Van Woerden et al. (17) explored the association of EAT with CMVD by CT angiography, demonstrating that only EAT thickness, but not EAT volume, is independently associated with decreased myocardial flow reserve, and ROC curves displayed a superior performance of EAT thickness compared with EAT volume. Different from these findings, we found that EAT volume displayed a higher AUC compared with EAT thickness, and both EAT indexes were significantly increased in CMVD patients compared with controls. The reasons for such discrepancy may be that in the above study, the CMVD patient size was small (n=26), and non-obstructive CAD (< 50% luminal diameter stenosis) was excluded by coronary CT angiography. Meanwhile, in the present study, we excluded non-obstructive CAD according to hemodynamically significant coronary stenosis by CT-FFR.
Type 2 DM is associated with EAT and visceral fat (18, 19), and may be an early marker of atherosclerosis and epicardial CAD (16). Ng et al. (20) reported that both increased EAT volume and insulin resistance are independently associated with elevated myocardial fat accumulation. Our findings that EAT was increased in INOCA patients and DM apparently associated with EAT thickness and volume support this notion.
Enhanced cardiac CT imaging allows for precise measurement of EAT, and the reasons are as follows: 1) the fibrous pericardium can be easily visualized due to the high spatial resolution of CCTA; 2) EAT quantification using CCTA images is highly reproducible compared to other methods; 3) CCTA images can provide clear anatomical structures of the heart, which is helpful for the measurement of EAT thickness and volume; after enhancement of the myocardium, the density difference increases between the myocardium and EAT; 4) CCTA examination can simultaneously evaluate the epicardial coronary artery and myocardium diseases (9).

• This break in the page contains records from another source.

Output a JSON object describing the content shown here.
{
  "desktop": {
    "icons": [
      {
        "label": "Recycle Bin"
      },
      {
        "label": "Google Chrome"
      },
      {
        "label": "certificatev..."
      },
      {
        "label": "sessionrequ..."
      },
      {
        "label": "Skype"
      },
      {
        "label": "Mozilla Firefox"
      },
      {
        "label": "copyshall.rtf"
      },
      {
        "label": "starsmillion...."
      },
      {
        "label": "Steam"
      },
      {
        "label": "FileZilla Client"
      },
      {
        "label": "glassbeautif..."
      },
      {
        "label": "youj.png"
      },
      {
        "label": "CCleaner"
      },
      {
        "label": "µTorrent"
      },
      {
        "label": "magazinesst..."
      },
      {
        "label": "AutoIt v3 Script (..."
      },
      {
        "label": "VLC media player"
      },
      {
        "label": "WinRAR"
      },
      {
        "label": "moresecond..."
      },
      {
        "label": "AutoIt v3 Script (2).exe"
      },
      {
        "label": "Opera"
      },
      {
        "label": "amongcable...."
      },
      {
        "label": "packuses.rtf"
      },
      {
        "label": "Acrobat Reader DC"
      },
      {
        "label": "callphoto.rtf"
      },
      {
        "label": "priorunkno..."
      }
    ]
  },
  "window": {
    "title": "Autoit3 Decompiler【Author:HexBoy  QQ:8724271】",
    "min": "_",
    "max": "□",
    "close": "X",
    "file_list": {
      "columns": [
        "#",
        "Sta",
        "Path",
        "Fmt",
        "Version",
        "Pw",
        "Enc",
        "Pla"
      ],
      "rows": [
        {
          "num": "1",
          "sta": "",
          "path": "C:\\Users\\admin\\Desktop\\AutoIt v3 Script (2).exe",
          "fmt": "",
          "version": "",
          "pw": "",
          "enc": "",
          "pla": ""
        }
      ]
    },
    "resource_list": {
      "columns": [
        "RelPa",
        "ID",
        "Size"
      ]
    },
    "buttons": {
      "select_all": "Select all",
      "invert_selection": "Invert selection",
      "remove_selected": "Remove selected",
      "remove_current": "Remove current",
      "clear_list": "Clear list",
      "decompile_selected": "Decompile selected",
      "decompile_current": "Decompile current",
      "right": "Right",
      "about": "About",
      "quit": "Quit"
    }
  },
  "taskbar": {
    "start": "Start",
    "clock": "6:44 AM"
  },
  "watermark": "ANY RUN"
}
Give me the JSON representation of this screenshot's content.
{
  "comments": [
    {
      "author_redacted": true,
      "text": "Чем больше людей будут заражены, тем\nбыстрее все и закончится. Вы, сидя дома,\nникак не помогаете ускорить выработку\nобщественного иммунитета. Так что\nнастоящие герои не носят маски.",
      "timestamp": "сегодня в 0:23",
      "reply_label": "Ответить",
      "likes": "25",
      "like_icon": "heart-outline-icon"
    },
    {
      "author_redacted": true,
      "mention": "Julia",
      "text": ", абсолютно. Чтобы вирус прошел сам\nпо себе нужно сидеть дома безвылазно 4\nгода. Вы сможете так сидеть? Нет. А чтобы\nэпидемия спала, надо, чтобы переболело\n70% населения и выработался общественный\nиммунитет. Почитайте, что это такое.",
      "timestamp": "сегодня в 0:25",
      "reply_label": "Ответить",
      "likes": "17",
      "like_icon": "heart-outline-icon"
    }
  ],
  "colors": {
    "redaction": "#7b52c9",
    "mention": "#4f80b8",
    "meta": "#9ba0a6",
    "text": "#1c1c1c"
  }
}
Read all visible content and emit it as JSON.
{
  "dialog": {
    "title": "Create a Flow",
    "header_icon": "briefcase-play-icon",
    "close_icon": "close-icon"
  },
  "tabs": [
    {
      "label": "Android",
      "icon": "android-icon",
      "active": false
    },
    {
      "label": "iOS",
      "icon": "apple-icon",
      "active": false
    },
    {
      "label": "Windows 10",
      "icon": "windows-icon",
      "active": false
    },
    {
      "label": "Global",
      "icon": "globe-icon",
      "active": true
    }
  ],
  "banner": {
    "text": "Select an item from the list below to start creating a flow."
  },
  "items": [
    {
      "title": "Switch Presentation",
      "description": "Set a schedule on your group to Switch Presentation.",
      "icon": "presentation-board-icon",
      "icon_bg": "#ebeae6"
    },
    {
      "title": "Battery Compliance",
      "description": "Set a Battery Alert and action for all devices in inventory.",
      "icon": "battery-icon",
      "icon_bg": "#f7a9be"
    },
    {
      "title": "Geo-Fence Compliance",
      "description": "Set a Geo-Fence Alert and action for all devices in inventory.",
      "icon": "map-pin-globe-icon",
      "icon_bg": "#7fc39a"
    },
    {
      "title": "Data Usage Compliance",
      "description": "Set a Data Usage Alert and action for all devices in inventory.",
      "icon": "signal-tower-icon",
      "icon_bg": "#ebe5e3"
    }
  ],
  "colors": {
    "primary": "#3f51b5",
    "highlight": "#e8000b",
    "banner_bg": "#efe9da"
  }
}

Risk factors for INOCA comprise but are not limited to gender and metabolic syndrome (3). In the present study, associations of several factors were explored, including age, gender, smoking status, BMI, presence/absence of hypertension and/or DM, blood lipid levels, and EAT thickness and volume. As shown above, hypertension, blood triglyceride levels, and EAT thickness and volume were significantly associated with INOCA, and not significantly affected by other factors in multiple logistic regression analysis. Age, gender, DM, total cholesterol and LDL-cholesterol may be risk factors for INOCA but were likely affected by other factors in multiple logistic regression analysis.
In conclusion, this study had a few limitations. First, the scale of our study was relatively small, which may lead to elevated odds of false-positive outcomes. Second, due to the cross-sectional, retrospective nature of this study, we failed to explore the diagnostic accordance of EAT by different imaging modalities such as MRI and ultrasound. The present findings suggest that EAT is a marker of INOCA or CMVD with direct adverse effects on myocardial microcirculation, and may be a target for pharmacological therapy and serve as a prognostic indicator. Future studies should focus on the potential cause-effect relationship between EAT and INOCA, as well as myocardial microcirculation changes upon EAT volume reduction, developing a universal definition for diagnosing INOCA by non-invasive techniques.